One of the current challenges in higher education is the implementation and development of agile methodologies in teaching, aiming to promote a more enriching, active, and student-centred learning experience. Although these methodologies have gained popularity in recent years—especially following the paradigm shift caused by the COVID-19 pandemic—traditional teaching approaches still prevail at the university level, particularly in engineering disciplines.

This leads to the persistence of outdated materials and rigid task submission protocols, often with penalties. Students are frequently forced to choose between submitting incomplete or low-quality work or opting not to submit at all. Additionally, assessments often occur only at the end of the course, meaning students do not receive feedback in time. This affects the quality of individual assignments—especially those with task dependencies—and impacts final grades, ultimately hindering learning progression. As a result, dissatisfaction and demotivation increase, leading to failures in the teaching-learning process, even when credits are earned.
This study presents the implementation of agile principles and methodologies in two subjects of the Computer Engineering degree at the University of La Laguna (Tenerife): Software Systems Analysis (SSA) and Risk Management in Software Engineering (RMSE), both in the third-year Software Engineering specialisation, where these challenges persist.

The approach in both subjects shares key elements. The methodology is based on short iterations or sprints, ensuring deadlines are met while offering flexibility and feedback. In SSA, students work in groups from the beginning and use Trello as a Kanban tool for visual task management. In RMSE, students work individually until the final group submission. This mirrors how agile is applied in professional environments, bridging academia and industry and exposing students early to real-world scenarios.

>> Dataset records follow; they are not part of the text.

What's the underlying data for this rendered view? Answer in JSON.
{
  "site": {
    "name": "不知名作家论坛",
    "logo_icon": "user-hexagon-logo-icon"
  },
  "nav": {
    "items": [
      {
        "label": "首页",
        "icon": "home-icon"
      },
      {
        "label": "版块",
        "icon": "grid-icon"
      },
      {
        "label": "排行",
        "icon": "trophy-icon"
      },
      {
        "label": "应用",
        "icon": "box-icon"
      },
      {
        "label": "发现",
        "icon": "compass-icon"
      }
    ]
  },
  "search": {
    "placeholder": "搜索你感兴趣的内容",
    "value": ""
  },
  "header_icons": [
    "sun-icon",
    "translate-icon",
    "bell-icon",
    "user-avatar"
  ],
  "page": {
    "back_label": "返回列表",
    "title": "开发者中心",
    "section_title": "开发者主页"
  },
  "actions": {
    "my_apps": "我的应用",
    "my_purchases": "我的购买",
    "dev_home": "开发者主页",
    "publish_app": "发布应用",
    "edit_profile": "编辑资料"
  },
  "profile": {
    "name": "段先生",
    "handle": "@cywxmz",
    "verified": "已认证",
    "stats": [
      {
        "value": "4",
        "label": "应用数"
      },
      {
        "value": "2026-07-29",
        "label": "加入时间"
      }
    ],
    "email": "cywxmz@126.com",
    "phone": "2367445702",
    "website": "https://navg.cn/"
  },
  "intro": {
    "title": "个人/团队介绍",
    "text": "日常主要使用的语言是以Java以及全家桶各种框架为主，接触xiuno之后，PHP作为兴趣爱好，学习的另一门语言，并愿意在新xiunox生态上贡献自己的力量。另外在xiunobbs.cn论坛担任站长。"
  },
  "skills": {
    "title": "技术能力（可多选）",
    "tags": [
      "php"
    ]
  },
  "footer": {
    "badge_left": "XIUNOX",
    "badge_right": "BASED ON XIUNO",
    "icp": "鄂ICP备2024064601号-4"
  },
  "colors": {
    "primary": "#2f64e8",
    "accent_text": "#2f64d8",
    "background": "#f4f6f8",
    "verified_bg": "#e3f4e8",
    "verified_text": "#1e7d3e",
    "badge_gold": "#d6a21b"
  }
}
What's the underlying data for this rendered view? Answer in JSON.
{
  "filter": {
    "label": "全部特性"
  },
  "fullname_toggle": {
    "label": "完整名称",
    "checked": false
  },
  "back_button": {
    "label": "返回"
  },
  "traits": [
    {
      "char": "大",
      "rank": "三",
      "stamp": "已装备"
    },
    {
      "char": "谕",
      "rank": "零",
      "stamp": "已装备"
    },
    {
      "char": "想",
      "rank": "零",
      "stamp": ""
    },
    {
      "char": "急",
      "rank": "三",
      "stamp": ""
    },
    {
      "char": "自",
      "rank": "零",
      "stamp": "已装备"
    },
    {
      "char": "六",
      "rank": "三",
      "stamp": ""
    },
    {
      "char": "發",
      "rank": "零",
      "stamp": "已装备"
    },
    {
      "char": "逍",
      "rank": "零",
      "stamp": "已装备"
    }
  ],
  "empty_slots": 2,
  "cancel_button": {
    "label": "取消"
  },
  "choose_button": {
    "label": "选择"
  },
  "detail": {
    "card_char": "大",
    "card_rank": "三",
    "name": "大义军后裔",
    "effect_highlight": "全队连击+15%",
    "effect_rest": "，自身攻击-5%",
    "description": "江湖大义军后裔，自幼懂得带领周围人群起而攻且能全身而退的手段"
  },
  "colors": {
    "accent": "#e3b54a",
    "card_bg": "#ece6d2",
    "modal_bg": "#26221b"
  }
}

To assess outcomes, a mixed-methods approach was used, combining Likert-scale quantitative analysis and qualitative feedback. Given that some students took both courses, the survey aimed to assess the individual impact of this methodology. In SSA, an additional goal was to evaluate whether Kanban boards improved task organisation. The survey included 8 multiple-choice questions plus a comments section; for SSA, 5 additional questions were added to evaluate students' experience using Kanban boards, making a total of 13 items for this group.

Results from the 2024–2025 academic year (May 2025) show a 100% response rate in SSA (8 out of 8 enrolled students) and 80% in RMSE (4 out of 5 enrolled). Findings reveal that agile methodologies helped students produce higher quality work thanks to increased feedback and flexibility (“strongly agree” and “agree” dominated), leading to better task organisation both within the subjects and overall. While Kanban boards in SSA did not strongly correlate with better organisation (“neutral”, “agree”, and “strongly agree” were most common), many students intend to use them in future academic and professional projects. Finally, the study confirms that agile approaches remain uncommon in Computer Engineering degrees, supporting the need to extend these practices to more subjects.

Keywords: Higher Education, Agile Methodologies, Computer Science.